Tuesday, March 16, 2010
Yesterday I blogged a bit about how much I have come to resent the lady I work with. In the evening, one of my BFF told me that she was quitting her job as she’d got a new, better one. I’m a little jealous of her too. So I think it may be time for me to move on from this job I have. I have worked here since 2001 – going on 9 years. I’ve gone as far as I can money wise and advancement-wise. My plan has been to work my own company until I could work for myself and quit this job, but now I’m wondering if I should find something else sooner. I decided this morning that I would give this job six more months and if I am still unhappy, I will begin aggressively looking for a better job.

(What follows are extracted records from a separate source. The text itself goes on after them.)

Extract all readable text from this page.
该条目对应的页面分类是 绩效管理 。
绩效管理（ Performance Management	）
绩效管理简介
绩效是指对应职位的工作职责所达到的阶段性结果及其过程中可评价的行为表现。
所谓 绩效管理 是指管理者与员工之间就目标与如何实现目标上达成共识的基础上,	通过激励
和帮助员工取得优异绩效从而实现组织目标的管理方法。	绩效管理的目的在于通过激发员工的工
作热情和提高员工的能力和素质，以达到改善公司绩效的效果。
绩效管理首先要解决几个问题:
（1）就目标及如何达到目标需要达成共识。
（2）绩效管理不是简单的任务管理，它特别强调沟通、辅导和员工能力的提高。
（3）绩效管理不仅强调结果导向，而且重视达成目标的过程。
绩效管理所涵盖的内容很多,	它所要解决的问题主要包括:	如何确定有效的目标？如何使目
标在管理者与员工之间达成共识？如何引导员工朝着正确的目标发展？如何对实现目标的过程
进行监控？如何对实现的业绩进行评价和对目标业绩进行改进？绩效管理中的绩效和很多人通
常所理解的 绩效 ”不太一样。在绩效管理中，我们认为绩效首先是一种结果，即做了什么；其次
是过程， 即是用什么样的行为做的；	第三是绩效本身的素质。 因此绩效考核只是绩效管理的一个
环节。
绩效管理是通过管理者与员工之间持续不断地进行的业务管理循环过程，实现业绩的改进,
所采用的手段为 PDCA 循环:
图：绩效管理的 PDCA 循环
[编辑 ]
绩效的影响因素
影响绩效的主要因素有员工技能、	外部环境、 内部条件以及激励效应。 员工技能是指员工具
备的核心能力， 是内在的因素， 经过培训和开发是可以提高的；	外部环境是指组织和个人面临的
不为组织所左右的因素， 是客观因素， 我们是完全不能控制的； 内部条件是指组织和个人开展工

I think that my willingness to put up with a bad work environment has a lot to do with my weight problem. It is easier to stay here than go out and try to find something else. There are some things that I really like about this job. I have a lot of autonomy and my kids can come to my office after school (a mixed blessing), but overall I feel like I am a bit of a doormat. My co-worker comes and goes as she pleases. She seldom gets here on time and probably once a week she just doesn’t show up at all. She performs a few specific tasks and leaves the rest of the work for me. She takes weeks to do things that I accomplish in a couple hours. She also makes the same pay as me and I am pretty sure that she lies about the hours she works on her time card. When I put it in black and white like that, it seems really awful, but she is a really nice person and also a good friend of mine. I have told her many, many times that it bothers me that she doesn’t get here on time and she always agrees that she is a total flake, blah, blah, blah…, but she never does anything about it. She also takes tons of extra time off. Last summer she was off for about seven weeks between the end of April and the end of August. The summer is our busiest time at work so this created so much extra work for me. She didn’t get paid for all her time off, but her finances are such that she can afford to miss weeks of work without a problem.
So SIX MORE MONTHS. If I am still unhappy then, I will make a concentrated effort to find a new job. Hopefully my own company will grow sufficiently that I can work for myself. If not, I will find something that doesn’t leave me feeling resentful and jealous.
Food-wise, things have been going pretty well, but I am thinking it is about time for a fill. I haven’t felt much restriction for over a week now. Next week is six weeks post-op which is the time I was told to get my first fill. I have been following my food plan, but I have noticed that I can eat pretty quickly and that foods that would normally get stuck seem to be slipping through without any trouble.